Abstract

In connection with the maintenance of blocking flows by the migrating synoptic disturbances, we examine the effectiveness of the eddy straining mechanism proposed by Shutts (1983) in an equivalent barotropic β-channel model. The model used here is identical to that in Haines and Marshall (1987) (hereafter referred to as HM) except with a channel twice as wide. This model possesses two stationary solutions accompanying isolated structures in prescribed uniform westerlies when a vorticity forcing associated with the analytical modon solution is assumed: “blocking solution” similar to the modon solution and “zonal flow solution” characterized by dominant zonal flows. The infinitesimal transient eddies which mimic synoptic disturbances are generated by a wavemaker forcing located far upstream of the diffluence associated with the basic flow prescribed by stable stationary solutions.
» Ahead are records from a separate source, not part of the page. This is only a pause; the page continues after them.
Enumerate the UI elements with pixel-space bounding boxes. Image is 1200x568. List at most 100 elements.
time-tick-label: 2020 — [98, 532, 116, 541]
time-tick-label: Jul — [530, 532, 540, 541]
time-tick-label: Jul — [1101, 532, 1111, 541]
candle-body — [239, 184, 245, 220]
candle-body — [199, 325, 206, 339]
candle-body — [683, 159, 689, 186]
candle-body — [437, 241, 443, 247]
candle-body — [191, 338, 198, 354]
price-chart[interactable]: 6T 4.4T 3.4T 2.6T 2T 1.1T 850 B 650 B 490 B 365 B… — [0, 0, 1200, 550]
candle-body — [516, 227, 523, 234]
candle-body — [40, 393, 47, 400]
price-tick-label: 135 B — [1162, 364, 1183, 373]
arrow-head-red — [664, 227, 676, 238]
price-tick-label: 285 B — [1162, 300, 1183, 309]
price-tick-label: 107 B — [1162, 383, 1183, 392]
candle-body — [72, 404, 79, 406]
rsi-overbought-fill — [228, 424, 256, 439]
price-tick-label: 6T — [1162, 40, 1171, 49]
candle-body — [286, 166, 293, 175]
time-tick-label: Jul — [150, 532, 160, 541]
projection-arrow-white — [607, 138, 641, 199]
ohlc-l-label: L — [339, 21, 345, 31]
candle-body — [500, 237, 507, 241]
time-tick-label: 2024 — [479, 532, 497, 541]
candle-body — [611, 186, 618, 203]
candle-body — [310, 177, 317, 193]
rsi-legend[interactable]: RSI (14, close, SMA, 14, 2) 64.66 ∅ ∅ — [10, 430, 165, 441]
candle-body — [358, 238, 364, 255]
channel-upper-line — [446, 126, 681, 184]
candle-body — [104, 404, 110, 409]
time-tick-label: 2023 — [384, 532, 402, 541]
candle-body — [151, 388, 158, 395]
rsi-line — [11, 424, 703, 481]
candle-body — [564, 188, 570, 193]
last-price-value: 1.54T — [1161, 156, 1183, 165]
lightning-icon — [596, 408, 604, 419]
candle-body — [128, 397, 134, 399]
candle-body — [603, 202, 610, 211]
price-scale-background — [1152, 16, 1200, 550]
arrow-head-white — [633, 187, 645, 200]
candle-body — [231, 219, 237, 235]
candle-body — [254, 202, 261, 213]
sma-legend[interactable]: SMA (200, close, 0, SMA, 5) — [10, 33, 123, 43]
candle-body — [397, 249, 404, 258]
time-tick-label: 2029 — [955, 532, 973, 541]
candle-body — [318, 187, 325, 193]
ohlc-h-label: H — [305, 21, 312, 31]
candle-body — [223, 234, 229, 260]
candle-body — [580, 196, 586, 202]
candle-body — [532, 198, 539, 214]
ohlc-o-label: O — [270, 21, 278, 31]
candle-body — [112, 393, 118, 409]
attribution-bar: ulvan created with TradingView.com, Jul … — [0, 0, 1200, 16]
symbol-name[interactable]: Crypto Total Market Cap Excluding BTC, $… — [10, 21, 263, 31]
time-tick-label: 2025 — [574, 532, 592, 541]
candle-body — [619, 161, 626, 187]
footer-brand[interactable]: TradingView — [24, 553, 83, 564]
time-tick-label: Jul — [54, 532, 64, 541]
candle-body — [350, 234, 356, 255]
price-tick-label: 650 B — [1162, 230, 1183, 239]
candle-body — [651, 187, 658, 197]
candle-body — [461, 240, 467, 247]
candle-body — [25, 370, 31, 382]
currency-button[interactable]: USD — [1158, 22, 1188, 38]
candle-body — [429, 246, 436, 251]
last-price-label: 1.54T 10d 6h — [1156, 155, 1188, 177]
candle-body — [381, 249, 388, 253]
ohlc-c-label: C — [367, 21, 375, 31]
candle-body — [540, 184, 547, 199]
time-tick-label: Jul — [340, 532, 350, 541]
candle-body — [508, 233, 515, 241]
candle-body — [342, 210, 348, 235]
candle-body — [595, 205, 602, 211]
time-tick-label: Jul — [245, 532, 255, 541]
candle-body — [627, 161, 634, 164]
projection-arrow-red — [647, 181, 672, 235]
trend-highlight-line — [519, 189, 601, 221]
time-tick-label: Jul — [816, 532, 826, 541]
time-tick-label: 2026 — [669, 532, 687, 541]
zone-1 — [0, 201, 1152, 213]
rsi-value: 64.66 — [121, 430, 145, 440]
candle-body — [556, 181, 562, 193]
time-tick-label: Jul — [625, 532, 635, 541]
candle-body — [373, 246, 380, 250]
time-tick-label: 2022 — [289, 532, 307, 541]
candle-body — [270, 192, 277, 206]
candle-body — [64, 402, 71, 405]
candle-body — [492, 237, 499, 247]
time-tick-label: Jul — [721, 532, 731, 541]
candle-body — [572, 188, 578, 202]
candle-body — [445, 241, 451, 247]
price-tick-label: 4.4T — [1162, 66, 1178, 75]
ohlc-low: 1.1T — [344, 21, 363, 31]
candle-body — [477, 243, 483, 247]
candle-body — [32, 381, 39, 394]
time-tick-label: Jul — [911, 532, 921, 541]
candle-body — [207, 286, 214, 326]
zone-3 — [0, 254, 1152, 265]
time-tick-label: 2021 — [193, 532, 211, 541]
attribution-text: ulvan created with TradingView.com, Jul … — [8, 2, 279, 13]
The effectiveness of the eddy straining mechanism is evaluated from the resemblance between the basic flow and the second-order flow induced by the time-averaged eddy potential vorticity (PV) flux divergence. The distribution of the time-averaged PV divergence for the blocking solution in our model is the same as in HM in a sense that there is a PV north/south, divergence/convergence dipole upstream of the diffluence of the basic flow. However, the computed second-order flow has a quadruple structure which tends to shift the blocking dipole downstream instead of the dipole structure enforcing the blocking as shown in HM. On the other hand, the second-order flow tends to maintain a weak diffluence associated with the zonal solution. Thus, the effectiveness of the eddy straining mechanism depends on the basic flow. The second-order flow for the blocking solution is also drastically deformed by a negligible distortion of the PV divergence field associated with a small change in the property of imposed eddies. The effectiveness of the eddy straining mechanism depends also on the property of synoptic eddies. Finally, this study suggests that the PV north/south, divergence/convergence dipole pattern does not necessarily maintain the blocking dipole. This remark is especially important for the observational study to assess the role of synoptic disturbances in the maintenance of blocking flows.